Young Vic Plays Out Chekhov Against NIMBY Worries

By James FitzGerald Last edited 113 months ago
Young Vic Plays Out Chekhov Against NIMBY Worries

The Cherry Orchard
by Anton Chekhov
English Language Version by Simon Stephens

10 Oct – 29 Nov 2014

Direction: Katie Mitchell, Set:Vicki Mortimer, Costumes: Sussie Juhlin-Wallén, Light James Farncombe, Music Paul Clark, Sound Gareth Fry, Movement Joseph Alford, Casting Wendy Spon CDG 



With
Cavan Clarke, Andy Cresswell, Kate Duchêne, Gawn Grainger, Paul Hilton, Peter Hobday, Natalie Klamar, Sarah Malin, Tom Mothersdale, Sarah Ridgeway, Dominic Rowan, Hugh Skinner , Catrin Stewart, Angus Wright
Photo by Stephen Cummiskey

The developer rubs his hands as the ‘old money’ get blown out of the tatty manor house like cobwebs, and as JCBs creep and chainsaws rev, the very trees in the orchard groan confusion over what happened to that better world they knew. This is not a cash-strapped aristocrat’s nightmare about the capabilities of the mansion tax, but Anton Chekhov’s sensitive evocation of a family learning that a home is not its castle when it comes to enduring social upheaval.

Whoever and wherever you are, if you've either been alienated by change or emotionally brutalised by having to move home, this one's for you.

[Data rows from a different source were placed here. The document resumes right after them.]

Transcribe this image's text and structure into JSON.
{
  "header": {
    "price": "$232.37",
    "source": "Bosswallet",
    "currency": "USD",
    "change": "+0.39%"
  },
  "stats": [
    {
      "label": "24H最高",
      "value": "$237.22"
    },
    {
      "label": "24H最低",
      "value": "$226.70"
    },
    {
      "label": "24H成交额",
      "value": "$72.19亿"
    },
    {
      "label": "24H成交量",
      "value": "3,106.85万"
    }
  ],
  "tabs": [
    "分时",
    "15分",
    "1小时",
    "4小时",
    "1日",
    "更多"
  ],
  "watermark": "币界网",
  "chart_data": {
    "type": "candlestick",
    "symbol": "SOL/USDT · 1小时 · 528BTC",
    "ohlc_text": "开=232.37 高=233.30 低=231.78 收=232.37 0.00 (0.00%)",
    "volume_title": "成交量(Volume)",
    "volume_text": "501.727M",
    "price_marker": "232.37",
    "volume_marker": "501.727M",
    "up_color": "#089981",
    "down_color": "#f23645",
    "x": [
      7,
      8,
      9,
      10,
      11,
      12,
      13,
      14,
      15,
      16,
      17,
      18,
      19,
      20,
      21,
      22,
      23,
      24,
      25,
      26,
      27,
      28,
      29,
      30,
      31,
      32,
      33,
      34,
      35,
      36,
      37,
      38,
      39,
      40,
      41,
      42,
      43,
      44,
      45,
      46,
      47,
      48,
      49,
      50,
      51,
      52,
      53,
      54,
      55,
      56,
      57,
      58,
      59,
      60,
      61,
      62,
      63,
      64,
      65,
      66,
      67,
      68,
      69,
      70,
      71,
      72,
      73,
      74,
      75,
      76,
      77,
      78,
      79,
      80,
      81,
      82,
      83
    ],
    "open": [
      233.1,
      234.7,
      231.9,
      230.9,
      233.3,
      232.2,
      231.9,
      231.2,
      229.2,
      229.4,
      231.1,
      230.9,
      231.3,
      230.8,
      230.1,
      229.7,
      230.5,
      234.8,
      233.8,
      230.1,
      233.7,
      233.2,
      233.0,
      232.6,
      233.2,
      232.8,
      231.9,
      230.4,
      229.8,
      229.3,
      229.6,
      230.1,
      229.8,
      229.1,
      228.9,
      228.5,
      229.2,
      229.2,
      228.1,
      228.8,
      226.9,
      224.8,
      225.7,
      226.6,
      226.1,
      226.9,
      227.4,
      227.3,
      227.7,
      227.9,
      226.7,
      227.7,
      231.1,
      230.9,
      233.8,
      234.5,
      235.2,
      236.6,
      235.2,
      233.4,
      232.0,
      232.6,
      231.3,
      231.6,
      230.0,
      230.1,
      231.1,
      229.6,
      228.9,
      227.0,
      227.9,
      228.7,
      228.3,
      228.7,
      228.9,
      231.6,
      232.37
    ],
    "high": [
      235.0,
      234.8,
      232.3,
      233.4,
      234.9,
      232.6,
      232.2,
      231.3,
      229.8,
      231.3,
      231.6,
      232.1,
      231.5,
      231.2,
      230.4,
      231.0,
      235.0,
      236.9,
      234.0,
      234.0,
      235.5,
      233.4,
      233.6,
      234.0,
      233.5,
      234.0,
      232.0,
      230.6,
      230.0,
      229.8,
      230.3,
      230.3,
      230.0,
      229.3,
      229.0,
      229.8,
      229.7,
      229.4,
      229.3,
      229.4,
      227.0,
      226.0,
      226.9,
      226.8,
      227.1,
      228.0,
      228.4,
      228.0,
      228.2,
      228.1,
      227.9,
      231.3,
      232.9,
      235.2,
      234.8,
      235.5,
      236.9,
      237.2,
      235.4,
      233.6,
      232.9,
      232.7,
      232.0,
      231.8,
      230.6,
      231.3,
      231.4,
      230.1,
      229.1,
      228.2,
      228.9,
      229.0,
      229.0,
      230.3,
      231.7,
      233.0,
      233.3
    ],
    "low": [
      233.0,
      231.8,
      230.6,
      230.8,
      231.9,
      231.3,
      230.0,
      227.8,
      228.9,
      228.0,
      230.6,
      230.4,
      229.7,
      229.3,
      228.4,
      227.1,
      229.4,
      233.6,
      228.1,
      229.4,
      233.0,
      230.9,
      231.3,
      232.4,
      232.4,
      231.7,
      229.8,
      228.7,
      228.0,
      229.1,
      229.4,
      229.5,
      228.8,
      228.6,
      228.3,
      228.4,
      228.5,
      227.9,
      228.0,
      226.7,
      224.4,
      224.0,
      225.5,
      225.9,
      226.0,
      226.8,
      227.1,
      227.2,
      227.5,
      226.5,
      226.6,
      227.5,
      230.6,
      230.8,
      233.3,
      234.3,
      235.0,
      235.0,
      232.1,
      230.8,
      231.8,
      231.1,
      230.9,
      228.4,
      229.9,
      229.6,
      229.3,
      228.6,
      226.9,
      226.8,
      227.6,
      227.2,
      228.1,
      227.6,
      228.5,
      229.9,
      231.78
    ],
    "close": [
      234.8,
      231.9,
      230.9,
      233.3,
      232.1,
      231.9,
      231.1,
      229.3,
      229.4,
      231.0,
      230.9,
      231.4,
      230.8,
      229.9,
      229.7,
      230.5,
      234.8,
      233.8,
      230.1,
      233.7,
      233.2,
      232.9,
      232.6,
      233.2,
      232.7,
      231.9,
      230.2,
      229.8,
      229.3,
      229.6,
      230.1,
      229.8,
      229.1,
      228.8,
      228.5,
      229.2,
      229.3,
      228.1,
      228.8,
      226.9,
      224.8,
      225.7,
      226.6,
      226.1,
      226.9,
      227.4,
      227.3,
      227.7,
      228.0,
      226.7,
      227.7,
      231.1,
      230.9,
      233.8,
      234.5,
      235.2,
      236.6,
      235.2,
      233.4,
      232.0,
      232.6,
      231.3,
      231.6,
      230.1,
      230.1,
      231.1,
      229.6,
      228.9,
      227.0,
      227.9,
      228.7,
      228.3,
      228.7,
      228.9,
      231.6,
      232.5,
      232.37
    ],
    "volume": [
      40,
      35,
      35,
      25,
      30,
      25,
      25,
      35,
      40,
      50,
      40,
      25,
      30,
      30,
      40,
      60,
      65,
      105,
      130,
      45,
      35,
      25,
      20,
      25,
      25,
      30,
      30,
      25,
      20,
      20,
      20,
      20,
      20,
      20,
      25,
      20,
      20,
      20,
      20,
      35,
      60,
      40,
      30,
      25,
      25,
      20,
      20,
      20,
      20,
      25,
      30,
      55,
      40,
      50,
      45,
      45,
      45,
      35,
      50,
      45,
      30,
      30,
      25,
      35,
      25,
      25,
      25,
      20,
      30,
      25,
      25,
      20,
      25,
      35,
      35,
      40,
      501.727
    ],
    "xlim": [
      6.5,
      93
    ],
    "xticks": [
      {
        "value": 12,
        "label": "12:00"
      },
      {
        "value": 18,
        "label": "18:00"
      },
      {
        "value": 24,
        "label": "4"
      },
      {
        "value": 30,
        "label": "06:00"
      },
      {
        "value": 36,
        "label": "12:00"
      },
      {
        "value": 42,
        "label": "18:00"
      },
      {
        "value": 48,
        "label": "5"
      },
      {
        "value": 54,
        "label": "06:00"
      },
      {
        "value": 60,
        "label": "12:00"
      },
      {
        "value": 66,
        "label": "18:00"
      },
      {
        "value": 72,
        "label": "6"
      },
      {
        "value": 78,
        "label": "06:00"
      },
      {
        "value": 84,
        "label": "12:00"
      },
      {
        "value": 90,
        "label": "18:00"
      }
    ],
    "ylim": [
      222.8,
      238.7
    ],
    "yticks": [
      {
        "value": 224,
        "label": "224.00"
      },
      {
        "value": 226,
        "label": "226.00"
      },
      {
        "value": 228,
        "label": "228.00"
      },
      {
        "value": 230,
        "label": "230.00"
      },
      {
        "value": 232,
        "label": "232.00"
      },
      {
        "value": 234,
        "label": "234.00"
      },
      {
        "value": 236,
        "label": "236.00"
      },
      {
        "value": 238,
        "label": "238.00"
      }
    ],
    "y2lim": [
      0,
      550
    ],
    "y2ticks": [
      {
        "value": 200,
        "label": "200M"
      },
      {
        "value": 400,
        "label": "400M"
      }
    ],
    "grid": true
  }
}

Penned on the brink of the Russian Revolution, The Cherry Orchard concerns the debts of Lyubov Ranevskaya (Kate Duchêne), a matriarch returning to the ancestral home and the histrionics of family, staff and the many satellite personalities therein. Paralysed by nostalgia for the decaying estate, she ignores the financial advice of serf-turned-businessman Alexander (Dominic Rowan), to build lucrative holiday cottages on her land. Not in my back cherry orchard! But she is equally oblivious to the cautions of Leftie scholar Peter (Paul Hilton) about how destructive obsession with money has become. Instead she stacks debt upon debt as the country pile slips from her grasp.

Simon Stephens wrote this English language version. Striving for an ‘honest refraction’ rather than over-literal transfiguration of Chekhov’s deeply contextual play, his unique sales pitch is that this labour of love is a very well-mitigated failure. The play is really that pessimistic about progress; Stephens’s words are the sort of line that might be uttered by Simeon — the household’s affected manservant who carries a gun in case he should suddenly need to kill himself. He’s played by Hugh Skinner with an earnestness instantly recognisable from his role as the well-intentioned but hopeless intern in the BBC sitcom W1A.

Chekhov did originally intend this, his final work, as a comedy — and Stephens and internationally-treasured director Katie Mitchell have pruned back 110 years of dramatic interpretation to scope out that original vision. ‘Why is everyone so serious all the time?’ yells Peter, when for the umpteenth time someone makes a sentimental grumble about how things ain’t what they used to be.

But if we have so far led you to believe this Young Vic production is amusing more than it is very draining and (necessarily) rather terrifying at times, let us now set the record straight. Having just turned 50, Mitchell evidently relished the personal challenge of tackling a play which insinuates damaging significance within every last reference to the passing of time and age.

There’s a particularly sinister sub-plot involving the aged servant Firs (Gawn Grainger) and his bolshy junior Yasha; the latter embodying everything dangerous about the Revolution. Firs reckons he has survived on the fumes of wood polish for 30 years. Malevolent Yasha knows that as part of the furniture, traditional Firs will crumble with the house; that nothing transcends mortality, neither bricks and mortar nor 'stupid old people'.

Change: who needs it? The anxieties and dramas of this crowd are complex contrivances, but the estate itself stands more tangibly for all of them as a dying character in its own right. Bare rooms stripped of objects and life; characters toasting the birthdays of wooden cabinets; the roar of distant chainsaws in the orchard — sometimes these are the most heartbreaking dramas of this necessarily attritional and poignant play.

The Cherry Orchard runs until 29 November 2014 at the Young Vic, 66 The Cut, SE1 8LZ. Tickets £10-£35. Londonist saw this performance with a complimentary ticket.